Mar 12, 2026

Health Info Coder I

Job Description

Professional Services Certified Coding Reviewer

Position Code: Coder-8125

Department: Health Information Management

Safety Sensitive: YES

Reports To: HIM Director/Manager

Exempt Status: NO

Position Purpose:

All KHI employees are expected to perform their respective tasks and duties in such a way that supports KHIs vision to be among the kindest highest quality health systems in the country.

Key Responsibilities

Ensures data quality in compliance with State Federal and regulatory requirements.

Evaluates medical record documentation and charge reports to ensure completeness accuracy and compliance with the Correct Coding Initiative Edits.

Codes all professional charges to ensure accurate and timely billing.

Performs coding reviews and/or surgical coding for practices and providers.

Evaluates and reports audit findings or reviews and reports on results to physicians and/or operations directors.

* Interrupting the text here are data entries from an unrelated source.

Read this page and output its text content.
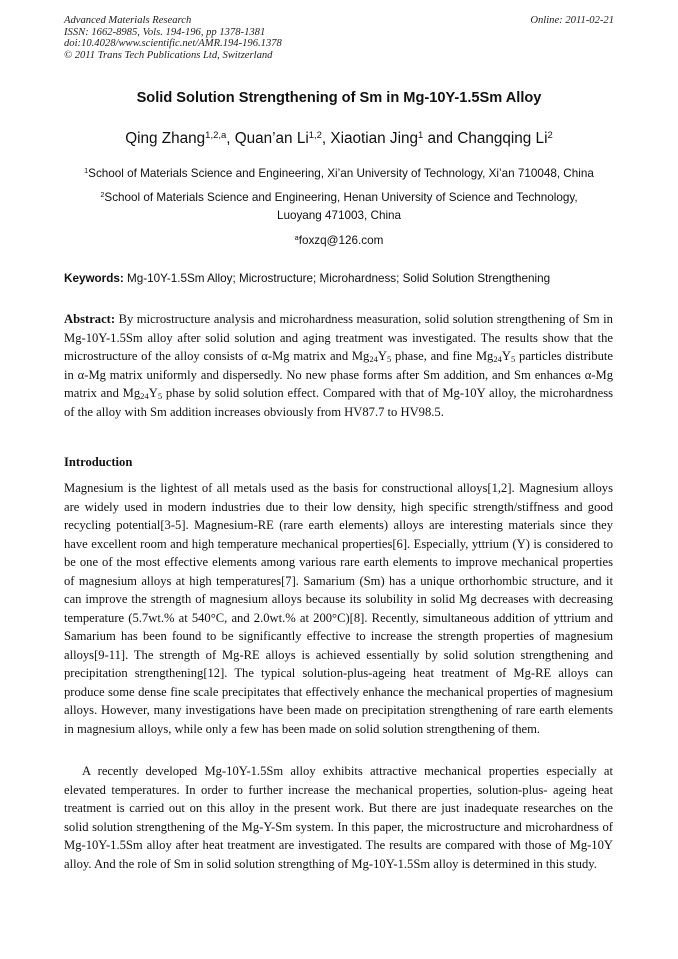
Advanced Materials Research
ISSN: 1662-8985, Vols. 194-196, pp 1378-1381
doi:10.4028/www.scientific.net/AMR.194-196.1378
© 2011 Trans Tech Publications Ltd, Switzerland
Online: 2011-02-21
Solid Solution Strengthening of Sm in Mg-10Y-1.5Sm Alloy
Qing Zhang$^{1,2,a}$, Quan’an Li$^{1,2}$, Xiaotian Jing$^1$ and Changqing Li$^2$
$^1$School of Materials Science and Engineering, Xi’an University of Technology, Xi’an 710048, China
$^2$School of Materials Science and Engineering, Henan University of Science and Technology,
Luoyang 471003, China
$^a$foxzq@126.com
Keywords: Mg-10Y-1.5Sm Alloy; Microstructure; Microhardness; Solid Solution Strengthening
Abstract: By microstructure analysis and microhardness measuration, solid solution strengthening of Sm in Mg-10Y-1.5Sm alloy after solid solution and aging treatment was investigated. The results show that the microstructure of the alloy consists of α-Mg matrix and $Mg_{24}Y_5$ phase, and fine $Mg_{24}Y_5$ particles distribute in α-Mg matrix uniformly and dispersedly. No new phase forms after Sm addition, and Sm enhances α-Mg matrix and $Mg_{24}Y_5$ phase by solid solution effect. Compared with that of Mg-10Y alloy, the microhardness of the alloy with Sm addition increases obviously from HV87.7 to HV98.5.
Introduction
Magnesium is the lightest of all metals used as the basis for constructional alloys[1,2]. Magnesium alloys are widely used in modern industries due to their low density, high specific strength/stiffness and good recycling potential[3-5]. Magnesium-RE (rare earth elements) alloys are interesting materials since they have excellent room and high temperature mechanical properties[6]. Especially, yttrium (Y) is considered to be one of the most effective elements among various rare earth elements to improve mechanical properties of magnesium alloys at high temperatures[7]. Samarium (Sm) has a unique orthorhombic structure, and it can improve the strength of magnesium alloys because its solubility in solid Mg decreases with decreasing temperature (5.7wt.% at 540°C, and 2.0wt.% at 200°C)[8]. Recently, simultaneous addition of yttrium and Samarium has been found to be significantly effective to increase the strength properties of magnesium alloys[9-11]. The strength of Mg-RE alloys is achieved essentially by solid solution strengthening and precipitation strengthening[12]. The typical solution-plus-ageing heat treatment of Mg-RE alloys can produce some dense fine scale precipitates that effectively enhance the mechanical properties of magnesium alloys. However, many investigations have been made on precipitation strengthening of rare earth elements in magnesium alloys, while only a few has been made on solid solution strengthening of them.
A recently developed Mg-10Y-1.5Sm alloy exhibits attractive mechanical properties especially at elevated temperatures. In order to further increase the mechanical properties, solution-plus- ageing heat treatment is carried out on this alloy in the present work. But there are just inadequate researches on the solid solution strengthening of the Mg-Y-Sm system. In this paper, the microstructure and microhardness of Mg-10Y-1.5Sm alloy after heat treatment are investigated. The results are compared with those of Mg-10Y alloy. And the role of Sm in solid solution strengthing of Mg-10Y-1.5Sm alloy is determined in this study.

Provides technical guidance training and on-going coding education when instructed to physicians and their office staff and other ancillary departments on both general and specific coding issues to include documentation and guidance in quality coding for proper collection of health data.

Evaluates insurance requests and claim denials to assist the Business Office with the revenue cycle.

Manages work activities work assignments and schedules to ensure accurate and timely submission of information.

Provides reports as requested on data collected abstracted and coded.

Reviews bulletins newsletters and periodicals and attends workshops to stay abreast of current issues trends and changes in the laws and regulations governing medical record coding and documentation.

Demonstrates dependability teamwork and maintains patient confidentiality.

Develops and maintains excellent relationships with providers providers staff operational directors and business office staff.

Works well with individual practices the Business Office and Operation Directors.

Strives to be a productive member of this institution attends departmental meetings as required maintains certification and obtains continued education units (CEU).

Completes all other duties projects and assignments as directed/requested.

Qualifications

Advanced knowledge of ICD-10-CM CPT HCPCS Medical Terminology and medically approved abbreviations required.

Thorough understanding of CMS coding and billing guidelines required.

Excellent written and verbal communication skills and critical thinking skills.

Ability to work independently and make independent decisions based on specialized knowledge.

Computer literacy and familiarity with the operation of basic office equipment required.

Education: High school diploma or equivalent.

Certification/Licensure: Maintains current Certified Coding Specialist (CCS) issued by the American Health Information Management Association (AHIMA) or Certified Professional Coder (CPC) issued by the American Academy of Professional Coders (AAPC) or currently enrolled in AHIMA or AAPC and actively working towards obtaining Coding Specialist (CCS) issued by the American Health Information Management Association (AHIMA) or Certified Professional Coder (CPC) issued by the American Academy of Professional Coders (AAPC). Certification required within 12 months of hire or placement in this position.

Preferences:

Experience: Experience in a medical billing/coding office.

Special Position Requirements:

Travel to off-site locations as required.

Exposure Categories: Category II: Expected duties have possible but not routine potential for exposure to blood body fluids or tissues.

Work Requirements:

Ability to stand and walk in the performance of job responsibilities.

Ability to work at a computer for extended periods.

Some bending and lifting may be required.